O acordo nuclear iraniano abriu recentemente as portas a uma série de avanços diplomáticos não oficiais para o conflito sírio. Há informações de que tanto os Estados Unidos, um dos principais opositores de Assad, e Rússia e Irão, os maiores aliados do regime, podem estar dispostos a fazer concessões sobre o futuro do país. Uma nova ronda de negociações promovida pelas Nações Unidas pode acelerar novos consensos internacionais.

Insucessos passados
Mas o passado das negociações de paz para a Síria não é auspicioso. Nenhuma das iniciativas internacionais deu passos substantivos para terminar o conflito e só esporadicamente se negociaram curtas tréguas para o envio de apoio humanitário a algumas localidades.

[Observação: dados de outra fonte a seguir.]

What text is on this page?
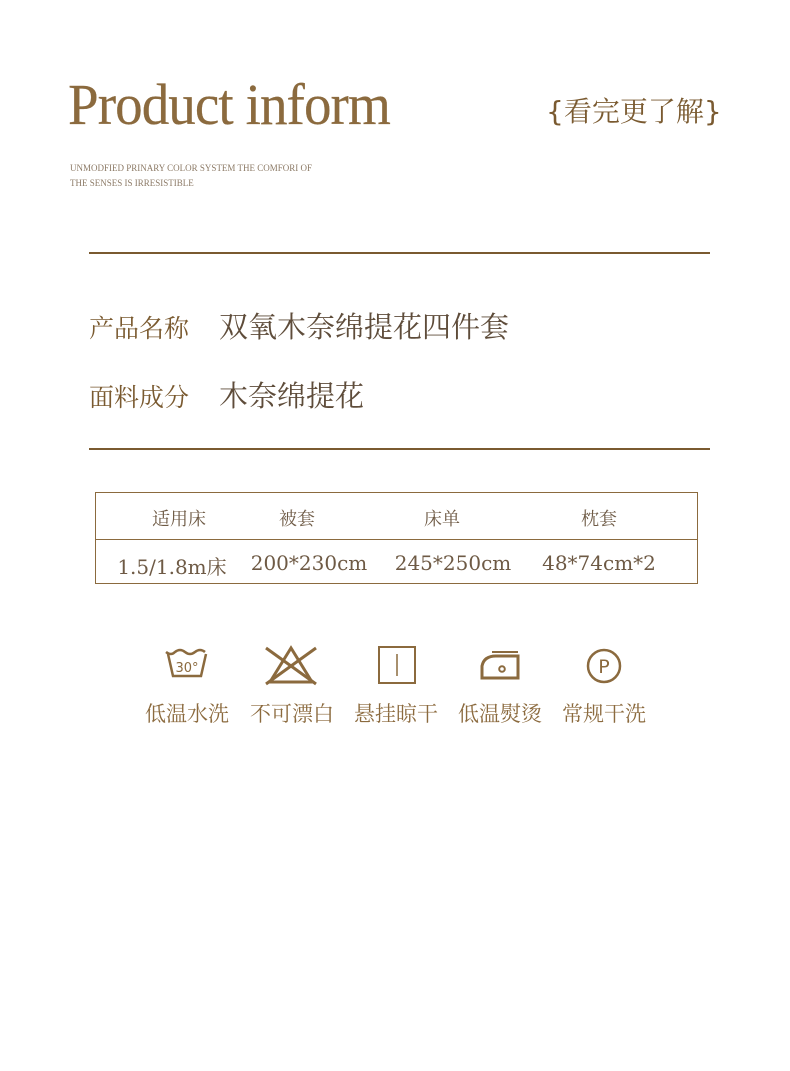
Product inform	{看完更了解}
UNMODFIED PRINARY COLOR SYSTEM THE COMFORI OF THE SENSES IS IRRESISTIBLE
产品名称	双氧木奈绵提花四件套
面料成分	木奈绵提花
适用床	被套	床单	枕套
1.5/1.8m床	200*230cm	245*250cm	48*74cm*2
30°	P
低温水洗	不可漂白 悬挂晾干 低温熨烫 常规干洗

A guerra civil, que começou em 2011, já matou mais de 250 mil pessoas e fez mais de dez milhões de deslocados. 

Primeiro falharam as iniciativas da Liga Árabe, logo no final de 2011. Assad acabou afastado da organização no ano seguinte e, em 2013, o seu lugar foi dado à Coligação Nacional da Síria. Seguiu-se um ano de inconsequentes conferências dos chamados “Amigos da Síria”, que não incluíram o regime de Assad nem russos, iranianos ou chineses.

Mais significativamente, porém, falharam as duas grandes iniciativas internacionais para a resolução do conflito. Os processos de Genebra I e II. Foram, respectivamente, o culminar dos projectos diplomáticos dos dois antecessores de Staffan de Mistura: o ex-secretário-geral das Nações Unidas Kofi Annan e o veterano diplomata argelino Lakhdar Brahimi.

Tiveram a virtude de reunir – ou tentar reunir – os grandes actores regionais e internacionais com interesses no conflito sírio. E, em Junho de 2012, o primeiro encontro de Genebra acabou mesmo com um acordo entre as principais forças internacionais.

Mas o cessar-fogo, primeiro ponto do acordo, nunca se concretizou. Rivais e opositores a Assad cedo se aperceberam que tinham interpretações diferentes sobre Genebra I. O Ocidente pensava que o plano exigia o fim da presidência de Assad, mas Rússia e China não. Um mês depois, Kofi Annan afastou-se do cargo de enviado das Nações Unidas para a Síria.

Genebra II foi um fiasco. Não se tinham ainda passado dois anos sobre os primeiros encontros e o conflito adquiria contornos cada vez mais trágicos. Se já antes Assad e os grupos rebeldes patrocinados pelo Ocidente pareciam não ter interesse em parar os combates, em Janeiro de 2014 a intransigência estava endurecida por meses de confrontos sangrentos.

“Enquanto os jornalistas assistiam do exterior, como eu, as negociações caíam na farsa. Nenhuma das facções falava com as outras e, por causa disso, todas as mensagens tinham de passar por Brahimi”, escreve Janine di Giovanni, jornalista especializada no Médio Oriente, num perfil de Mistura escrito para o Guardian

Aos falhanços do passado juntam-se desentendimentos recentes. De Mistura criticou abertamente o regime de Bashar al-Assad pelos bombardeamentos de domingo em Duma, onde morreram mais de cem civis atingidos repetidamente por aviões do Governo. Nesta terça-feira, o regime respondeu dizendo que Mistura está "longe da objectividade e dos factos".